How to Prevent RSV in Newborns

Respiratory Syncytial Virus (RSV) is a common respiratory infection that typically causes mild, cold-like symptoms in older children and adults. However, it poses a significant threat to newborns and young infants, often peaking during the fall and winter. RSV is a leading cause of hospitalization for babies under six months of age, even among those with no underlying health conditions. The virus can cause severe lung infections such as bronchiolitis and pneumonia. Protecting a newborn involves environmental controls, utilizing maternal immunity, and, when necessary, direct antibody prophylaxis.

Non-Medical Steps for Environmental Control

Consistent hygiene and exposure management are the first line of defense against RSV. Strict enforcement of hand hygiene is essential for anyone interacting with the newborn. Caregivers and visitors should wash their hands with soap and water for at least 20 seconds before touching the baby.

Limiting the newborn’s exposure to sick individuals is highly effective, even if the illness seems like a mild cold. RSV is easily transmitted through airborne droplets and can live on hard surfaces for several hours.
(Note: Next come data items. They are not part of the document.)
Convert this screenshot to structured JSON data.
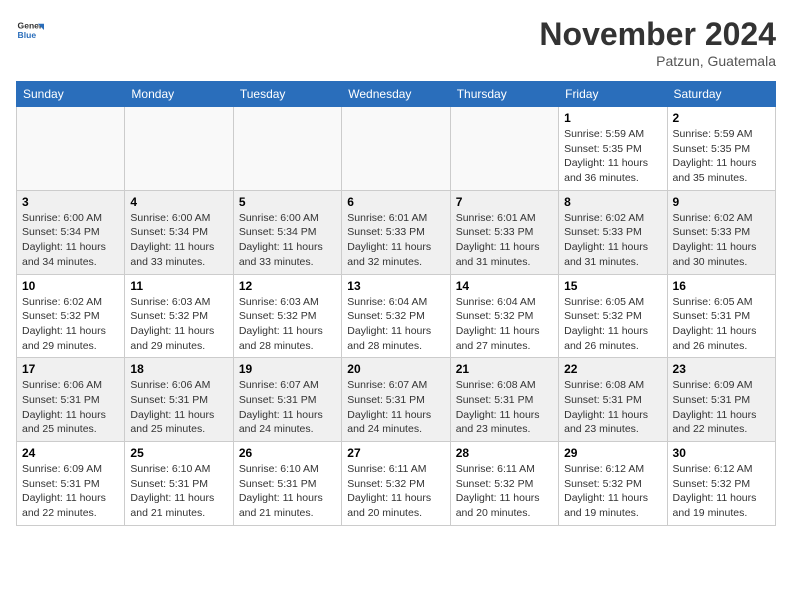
{
  "header": {
    "logo_general": "General",
    "logo_blue": "Blue",
    "month_title": "November 2024",
    "location": "Patzun, Guatemala"
  },
  "weekdays": [
    "Sunday",
    "Monday",
    "Tuesday",
    "Wednesday",
    "Thursday",
    "Friday",
    "Saturday"
  ],
  "weeks": [
    [
      {
        "day": "",
        "info": ""
      },
      {
        "day": "",
        "info": ""
      },
      {
        "day": "",
        "info": ""
      },
      {
        "day": "",
        "info": ""
      },
      {
        "day": "",
        "info": ""
      },
      {
        "day": "1",
        "info": "Sunrise: 5:59 AM\nSunset: 5:35 PM\nDaylight: 11 hours\nand 36 minutes."
      },
      {
        "day": "2",
        "info": "Sunrise: 5:59 AM\nSunset: 5:35 PM\nDaylight: 11 hours\nand 35 minutes."
      }
    ],
    [
      {
        "day": "3",
        "info": "Sunrise: 6:00 AM\nSunset: 5:34 PM\nDaylight: 11 hours\nand 34 minutes."
      },
      {
        "day": "4",
        "info": "Sunrise: 6:00 AM\nSunset: 5:34 PM\nDaylight: 11 hours\nand 33 minutes."
      },
      {
        "day": "5",
        "info": "Sunrise: 6:00 AM\nSunset: 5:34 PM\nDaylight: 11 hours\nand 33 minutes."
      },
      {
        "day": "6",
        "info": "Sunrise: 6:01 AM\nSunset: 5:33 PM\nDaylight: 11 hours\nand 32 minutes."
      },
      {
        "day": "7",
        "info": "Sunrise: 6:01 AM\nSunset: 5:33 PM\nDaylight: 11 hours\nand 31 minutes."
      },
      {
        "day": "8",
        "info": "Sunrise: 6:02 AM\nSunset: 5:33 PM\nDaylight: 11 hours\nand 31 minutes."
      },
      {
        "day": "9",
        "info": "Sunrise: 6:02 AM\nSunset: 5:33 PM\nDaylight: 11 hours\nand 30 minutes."
      }
    ],
    [
      {
        "day": "10",
        "info": "Sunrise: 6:02 AM\nSunset: 5:32 PM\nDaylight: 11 hours\nand 29 minutes."
      },
      {
        "day": "11",
        "info": "Sunrise: 6:03 AM\nSunset: 5:32 PM\nDaylight: 11 hours\nand 29 minutes."
      },
      {
        "day": "12",
        "info": "Sunrise: 6:03 AM\nSunset: 5:32 PM\nDaylight: 11 hours\nand 28 minutes."
      },
      {
        "day": "13",
        "info": "Sunrise: 6:04 AM\nSunset: 5:32 PM\nDaylight: 11 hours\nand 28 minutes."
      },
      {
        "day": "14",
        "info": "Sunrise: 6:04 AM\nSunset: 5:32 PM\nDaylight: 11 hours\nand 27 minutes."
      },
      {
        "day": "15",
        "info": "Sunrise: 6:05 AM\nSunset: 5:32 PM\nDaylight: 11 hours\nand 26 minutes."
      },
      {
        "day": "16",
        "info": "Sunrise: 6:05 AM\nSunset: 5:31 PM\nDaylight: 11 hours\nand 26 minutes."
      }
    ],
    [
      {
        "day": "17",
        "info": "Sunrise: 6:06 AM\nSunset: 5:31 PM\nDaylight: 11 hours\nand 25 minutes."
      },
      {
        "day": "18",
        "info": "Sunrise: 6:06 AM\nSunset: 5:31 PM\nDaylight: 11 hours\nand 25 minutes."
      },
      {
        "day": "19",
        "info": "Sunrise: 6:07 AM\nSunset: 5:31 PM\nDaylight: 11 hours\nand 24 minutes."
      },
      {
        "day": "20",
        "info": "Sunrise: 6:07 AM\nSunset: 5:31 PM\nDaylight: 11 hours\nand 24 minutes."
      },
      {
        "day": "21",
        "info": "Sunrise: 6:08 AM\nSunset: 5:31 PM\nDaylight: 11 hours\nand 23 minutes."
      },
      {
        "day": "22",
        "info": "Sunrise: 6:08 AM\nSunset: 5:31 PM\nDaylight: 11 hours\nand 23 minutes."
      },
      {
        "day": "23",
        "info": "Sunrise: 6:09 AM\nSunset: 5:31 PM\nDaylight: 11 hours\nand 22 minutes."
      }
    ],
    [
      {
        "day": "24",
        "info": "Sunrise: 6:09 AM\nSunset: 5:31 PM\nDaylight: 11 hours\nand 22 minutes."
      },
      {
        "day": "25",
        "info": "Sunrise: 6:10 AM\nSunset: 5:31 PM\nDaylight: 11 hours\nand 21 minutes."
      },
      {
        "day": "26",
        "info": "Sunrise: 6:10 AM\nSunset: 5:31 PM\nDaylight: 11 hours\nand 21 minutes."
      },
      {
        "day": "27",
        "info": "Sunrise: 6:11 AM\nSunset: 5:32 PM\nDaylight: 11 hours\nand 20 minutes."
      },
      {
        "day": "28",
        "info": "Sunrise: 6:11 AM\nSunset: 5:32 PM\nDaylight: 11 hours\nand 20 minutes."
      },
      {
        "day": "29",
        "info": "Sunrise: 6:12 AM\nSunset: 5:32 PM\nDaylight: 11 hours\nand 19 minutes."
      },
      {
        "day": "30",
        "info": "Sunrise: 6:12 AM\nSunset: 5:32 PM\nDaylight: 11 hours\nand 19 minutes."
      }
    ]
  ]
}
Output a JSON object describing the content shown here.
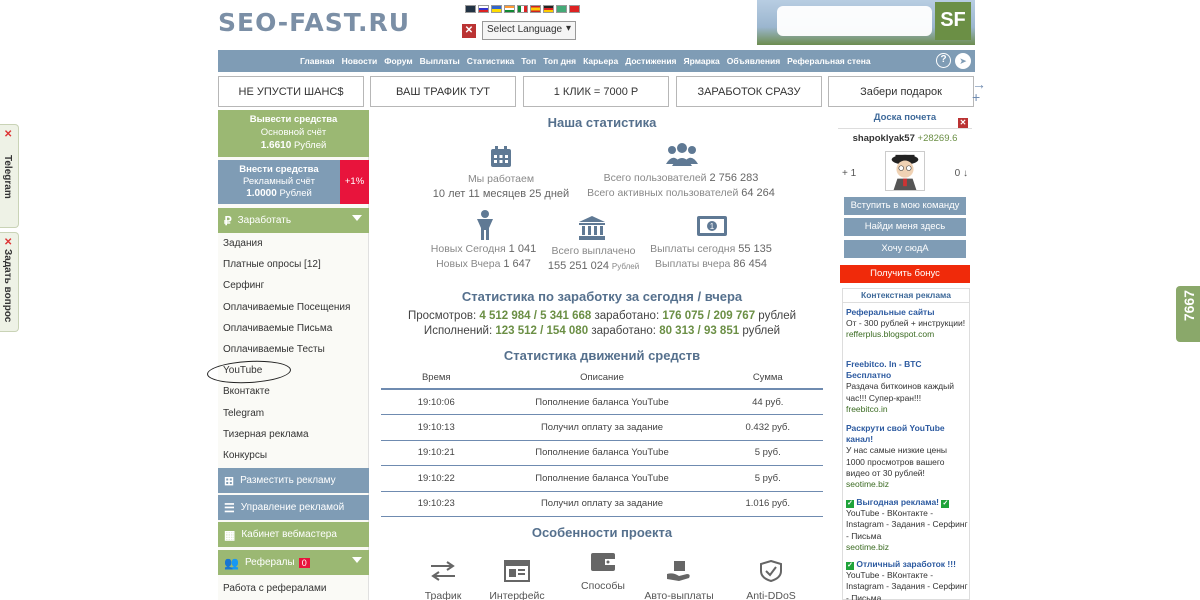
{
  "side_tabs": {
    "telegram": "Telegram",
    "ask": "Задать вопрос",
    "counter": "7667"
  },
  "header": {
    "logo": "SEO-FAST.RU",
    "language": "Select Language",
    "banner_text": "SF"
  },
  "nav": {
    "items": [
      "Главная",
      "Новости",
      "Форум",
      "Выплаты",
      "Статистика",
      "Топ",
      "Топ дня",
      "Карьера",
      "Достижения",
      "Ярмарка",
      "Объявления",
      "Реферальная стена"
    ],
    "help": "?"
  },
  "promos": [
    "НЕ УПУСТИ ШАНС$",
    "ВАШ ТРАФИК ТУТ",
    "1 КЛИК = 7000 Р",
    "ЗАРАБОТОК СРАЗУ",
    "Забери подарок"
  ],
  "sidebar": {
    "withdraw": {
      "title": "Вывести средства",
      "sub": "Основной счёт",
      "amount": "1.6610",
      "unit": "Рублей"
    },
    "deposit": {
      "title": "Внести средства",
      "sub": "Рекламный счёт",
      "amount": "1.0000",
      "unit": "Рублей",
      "bonus": "+1%"
    },
    "earn_label": "Заработать",
    "earn_items": [
      "Задания",
      "Платные опросы [12]",
      "Серфинг",
      "Оплачиваемые Посещения",
      "Оплачиваемые Письма",
      "Оплачиваемые Тесты",
      "YouTube",
      "Вконтакте",
      "Telegram",
      "Тизерная реклама",
      "Конкурсы"
    ],
    "place_ad": "Разместить рекламу",
    "manage_ad": "Управление рекламой",
    "webmaster": "Кабинет вебмастера",
    "referrals": "Рефералы",
    "referrals_count": "0",
    "ref_work": "Работа с рефералами"
  },
  "main": {
    "stats_title": "Наша статистика",
    "working_label": "Мы работаем",
    "working_value": "10 лет 11 месяцев 25 дней",
    "users_total_label": "Всего пользователей",
    "users_total": "2 756 283",
    "users_active_label": "Всего активных пользователей",
    "users_active": "64 264",
    "new_today_label": "Новых Сегодня",
    "new_today": "1 041",
    "new_yesterday_label": "Новых Вчера",
    "new_yesterday": "1 647",
    "paid_total_label": "Всего выплачено",
    "paid_total": "155 251 024",
    "paid_unit": "Рублей",
    "pay_today_label": "Выплаты сегодня",
    "pay_today": "55 135",
    "pay_yesterday_label": "Выплаты вчера",
    "pay_yesterday": "86 454",
    "earn_title": "Статистика по заработку за сегодня / вчера",
    "views_label": "Просмотров:",
    "views": "4 512 984 / 5 341 668",
    "earned_label": "заработано:",
    "views_earned": "176 075 / 209 767",
    "rub": "рублей",
    "exec_label": "Исполнений:",
    "exec": "123 512 / 154 080",
    "exec_earned": "80 313 / 93 851",
    "moves_title": "Статистика движений средств",
    "table_headers": [
      "Время",
      "Описание",
      "Сумма"
    ],
    "table_rows": [
      [
        "19:10:06",
        "Пополнение баланса YouTube",
        "44 руб."
      ],
      [
        "19:10:13",
        "Получил оплату за задание",
        "0.432 руб."
      ],
      [
        "19:10:21",
        "Пополнение баланса YouTube",
        "5 руб."
      ],
      [
        "19:10:22",
        "Пополнение баланса YouTube",
        "5 руб."
      ],
      [
        "19:10:23",
        "Получил оплату за задание",
        "1.016 руб."
      ]
    ],
    "features_title": "Особенности проекта",
    "features": [
      "Трафик",
      "Интерфейс",
      "Способы",
      "Авто-выплаты",
      "Anti-DDoS"
    ]
  },
  "right": {
    "honor_title": "Доска почета",
    "user": "shapoklyak57",
    "score": "+28269.6",
    "left_vote": "+ 1",
    "right_vote": "0 ↓",
    "btn_team": "Вступить в мою команду",
    "btn_find": "Найди меня здесь",
    "btn_want": "Хочу сюдА",
    "btn_bonus": "Получить бонус",
    "ads_title": "Контекстная реклама",
    "ads": [
      {
        "title": "Реферальные сайты",
        "text": "От - 300 рублей + инструкции!",
        "link": "refferplus.blogspot.com"
      },
      {
        "title": "Freebitco. In - BTC Бесплатно",
        "text": "Раздача биткоинов каждый час!!! Супер-кран!!!",
        "link": "freebitco.in"
      },
      {
        "title": "Раскрути свой YouTube канал!",
        "text": "У нас самые низкие цены 1000 просмотров вашего видео от 30 рублей!",
        "link": "seotime.biz"
      },
      {
        "title": "Выгодная реклама!",
        "text": "YouTube - ВКонтакте - Instagram - Задания - Серфинг - Письма",
        "link": "seotime.biz"
      },
      {
        "title": "Отличный заработок !!!",
        "text": "YouTube - ВКонтакте - Instagram - Задания - Серфинг - Письма",
        "link": ""
      }
    ]
  }
}
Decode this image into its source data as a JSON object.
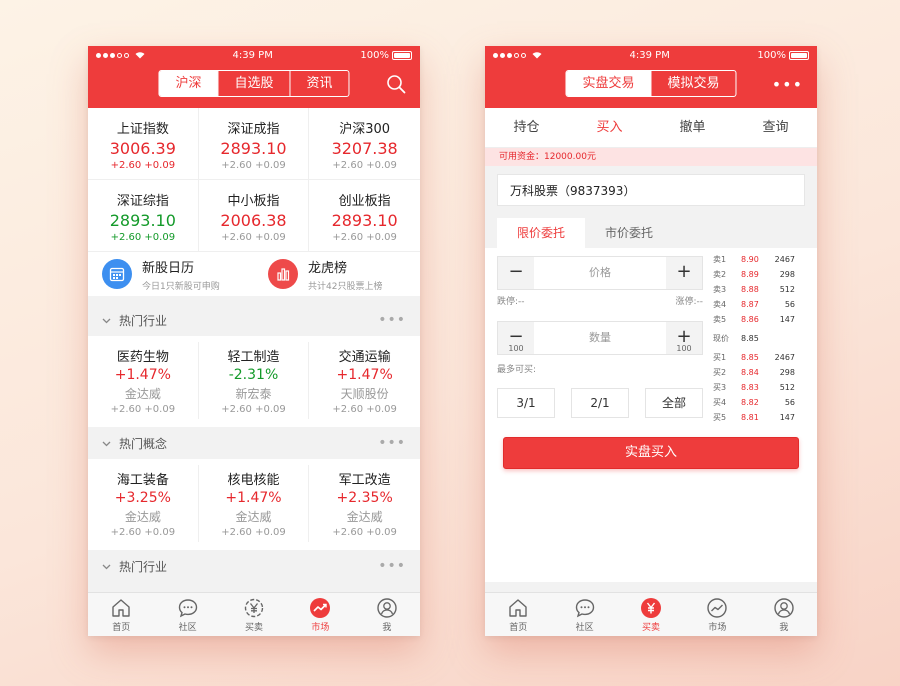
{
  "status": {
    "time": "4:39 PM",
    "battery": "100%"
  },
  "left": {
    "tabs": [
      {
        "label": "沪深",
        "active": true
      },
      {
        "label": "自选股",
        "active": false
      },
      {
        "label": "资讯",
        "active": false
      }
    ],
    "indices": [
      {
        "name": "上证指数",
        "value": "3006.39",
        "change": "+2.60 +0.09",
        "color": "red"
      },
      {
        "name": "深证成指",
        "value": "2893.10",
        "change": "+2.60 +0.09",
        "color": "red"
      },
      {
        "name": "沪深300",
        "value": "3207.38",
        "change": "+2.60 +0.09",
        "color": "red"
      },
      {
        "name": "深证综指",
        "value": "2893.10",
        "change": "+2.60 +0.09",
        "color": "green"
      },
      {
        "name": "中小板指",
        "value": "2006.38",
        "change": "+2.60 +0.09",
        "color": "red"
      },
      {
        "name": "创业板指",
        "value": "2893.10",
        "change": "+2.60 +0.09",
        "color": "red"
      }
    ],
    "shortcuts": [
      {
        "title": "新股日历",
        "sub": "今日1只新股可申购",
        "color": "#3d8ff0"
      },
      {
        "title": "龙虎榜",
        "sub": "共计42只股票上榜",
        "color": "#ee4a4a"
      }
    ],
    "sections": [
      {
        "title": "热门行业",
        "items": [
          {
            "name": "医药生物",
            "pct": "+1.47%",
            "color": "red",
            "stock": "金达威",
            "change": "+2.60 +0.09"
          },
          {
            "name": "轻工制造",
            "pct": "-2.31%",
            "color": "green",
            "stock": "新宏泰",
            "change": "+2.60 +0.09"
          },
          {
            "name": "交通运输",
            "pct": "+1.47%",
            "color": "red",
            "stock": "天顺股份",
            "change": "+2.60 +0.09"
          }
        ]
      },
      {
        "title": "热门概念",
        "items": [
          {
            "name": "海工装备",
            "pct": "+3.25%",
            "color": "red",
            "stock": "金达威",
            "change": "+2.60 +0.09"
          },
          {
            "name": "核电核能",
            "pct": "+1.47%",
            "color": "red",
            "stock": "金达威",
            "change": "+2.60 +0.09"
          },
          {
            "name": "军工改造",
            "pct": "+2.35%",
            "color": "red",
            "stock": "金达威",
            "change": "+2.60 +0.09"
          }
        ]
      },
      {
        "title": "热门行业",
        "items": []
      }
    ],
    "tabbar": [
      {
        "label": "首页",
        "icon": "home-icon",
        "active": false
      },
      {
        "label": "社区",
        "icon": "chat-icon",
        "active": false
      },
      {
        "label": "买卖",
        "icon": "yen-icon",
        "active": false
      },
      {
        "label": "市场",
        "icon": "trend-icon",
        "active": true
      },
      {
        "label": "我",
        "icon": "user-icon",
        "active": false
      }
    ]
  },
  "right": {
    "tabs": [
      {
        "label": "实盘交易",
        "active": true
      },
      {
        "label": "模拟交易",
        "active": false
      }
    ],
    "more_label": "•••",
    "trade_tabs": [
      {
        "label": "持仓",
        "active": false
      },
      {
        "label": "买入",
        "active": true
      },
      {
        "label": "撤单",
        "active": false
      },
      {
        "label": "查询",
        "active": false
      }
    ],
    "funds": "可用资金：12000.00元",
    "stock": "万科股票（9837393）",
    "order_tabs": [
      {
        "label": "限价委托",
        "active": true
      },
      {
        "label": "市价委托",
        "active": false
      }
    ],
    "price": {
      "minus": "−",
      "label": "价格",
      "plus": "+"
    },
    "limit_down": "跌停:--",
    "limit_up": "涨停:--",
    "quantity": {
      "minus": "−",
      "label": "数量",
      "plus": "+",
      "minus_sub": "100",
      "plus_sub": "100"
    },
    "max_buy": "最多可买:",
    "ratios": [
      "3/1",
      "2/1",
      "全部"
    ],
    "buy_button": "实盘买入",
    "asks": [
      {
        "label": "卖1",
        "price": "8.90",
        "vol": "2467"
      },
      {
        "label": "卖2",
        "price": "8.89",
        "vol": "298"
      },
      {
        "label": "卖3",
        "price": "8.88",
        "vol": "512"
      },
      {
        "label": "卖4",
        "price": "8.87",
        "vol": "56"
      },
      {
        "label": "卖5",
        "price": "8.86",
        "vol": "147"
      }
    ],
    "current": {
      "label": "现价",
      "price": "8.85"
    },
    "bids": [
      {
        "label": "买1",
        "price": "8.85",
        "vol": "2467"
      },
      {
        "label": "买2",
        "price": "8.84",
        "vol": "298"
      },
      {
        "label": "买3",
        "price": "8.83",
        "vol": "512"
      },
      {
        "label": "买4",
        "price": "8.82",
        "vol": "56"
      },
      {
        "label": "买5",
        "price": "8.81",
        "vol": "147"
      }
    ],
    "tabbar": [
      {
        "label": "首页",
        "icon": "home-icon",
        "active": false
      },
      {
        "label": "社区",
        "icon": "chat-icon",
        "active": false
      },
      {
        "label": "买卖",
        "icon": "yen-icon",
        "active": true
      },
      {
        "label": "市场",
        "icon": "trend-icon",
        "active": false
      },
      {
        "label": "我",
        "icon": "user-icon",
        "active": false
      }
    ]
  },
  "colors": {
    "brand": "#ee3c3c",
    "up": "#e6282d",
    "down": "#149a2a"
  }
}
Postpone visits from anyone showing cold-like symptoms and minimize the baby’s time in crowded public spaces.

Parents should regularly clean and disinfect high-touch surfaces in the home, including doorknobs, countertops, toys, and crib rails. Eliminating all tobacco smoke exposure is also an important preventative measure. Exposure to secondhand smoke significantly increases a newborn’s risk for severe RSV disease.

Protecting the Newborn Through Maternal Immunity

Protecting newborns involves leveraging the mother’s immune system during pregnancy to pass protective antibodies to the fetus. This is achieved using a specific vaccine, such as Abrysvo, administered to the mother to stimulate antibody production against RSV. These antibodies cross the placenta, entering the baby’s bloodstream in a process known as passive immunity.

The recommended timing for maternal vaccination is during weeks 32 through 36 of pregnancy, ideally during the RSV season (September through January). Studies suggest that vaccination earlier in this window, around 32 weeks, may maximize the transfer of antibodies. This ensures the infant has a high level of protection throughout the first six months of life, the period of highest risk for severe RSV.

Clinical trials have demonstrated the effectiveness of this maternal strategy in preventing severe illness in infants. The vaccine has been shown to reduce the risk of a baby being hospitalized due to RSV by 57%. It also reduces the risk of a healthcare visit for RSV by 51% within six months after birth.

Antibody Prophylaxis for Direct Infant Protection

For infants, passive immunity involves administering pre-made antibodies directly to the baby, known as antibody prophylaxis. This provides immediate, temporary defense against the Respiratory Syncytial Virus without requiring the baby’s own immune system to generate a response. The newest and most broadly recommended option is a long-acting monoclonal antibody called nirsevimab (Beyfortus), designed to provide protection for an entire RSV season.

Nirsevimab is recommended for all infants under eight months of age who are entering or are born during their first RSV season. This single intramuscular injection is ideally given shortly before the season begins. For babies born during the season, it can be given within the first week of life, sometimes even before hospital discharge. The antibody is engineered with a modification that significantly extends its half-life, allowing one dose to confer protection for at least five months.

The dosing of nirsevimab is weight-based for infants under eight months. Those weighing less than 5 kilograms receive a 50 mg dose, while those 5 kilograms or more receive a 100 mg dose. In rare cases, the antibody is also recommended for high-risk children aged 8 to 19 months entering their second RSV season. This universal recommendation addresses the fact that most infants hospitalized for RSV are otherwise healthy, making broad protection necessary.

A different, older monoclonal antibody, palivizumab (Synagis), is also available but is now typically reserved for a very specific, high-risk group of infants. Palivizumab has a much shorter half-life and requires monthly injections throughout the five-month RSV season. This option is generally reserved for infants with underlying conditions like prematurity, certain chronic lung diseases, or specific congenital heart conditions.

Parents must consult with their pediatrician to determine the most appropriate strategy for their baby’s protection. Infants whose mothers received the maternal RSV vaccine at least 14 days before birth are generally not recommended to receive nirsevimab, as the protection has already been successfully passed to the baby. The choice between maternal vaccination and direct infant prophylaxis is a shared decision, as both are highly effective tools for preventing severe RSV disease.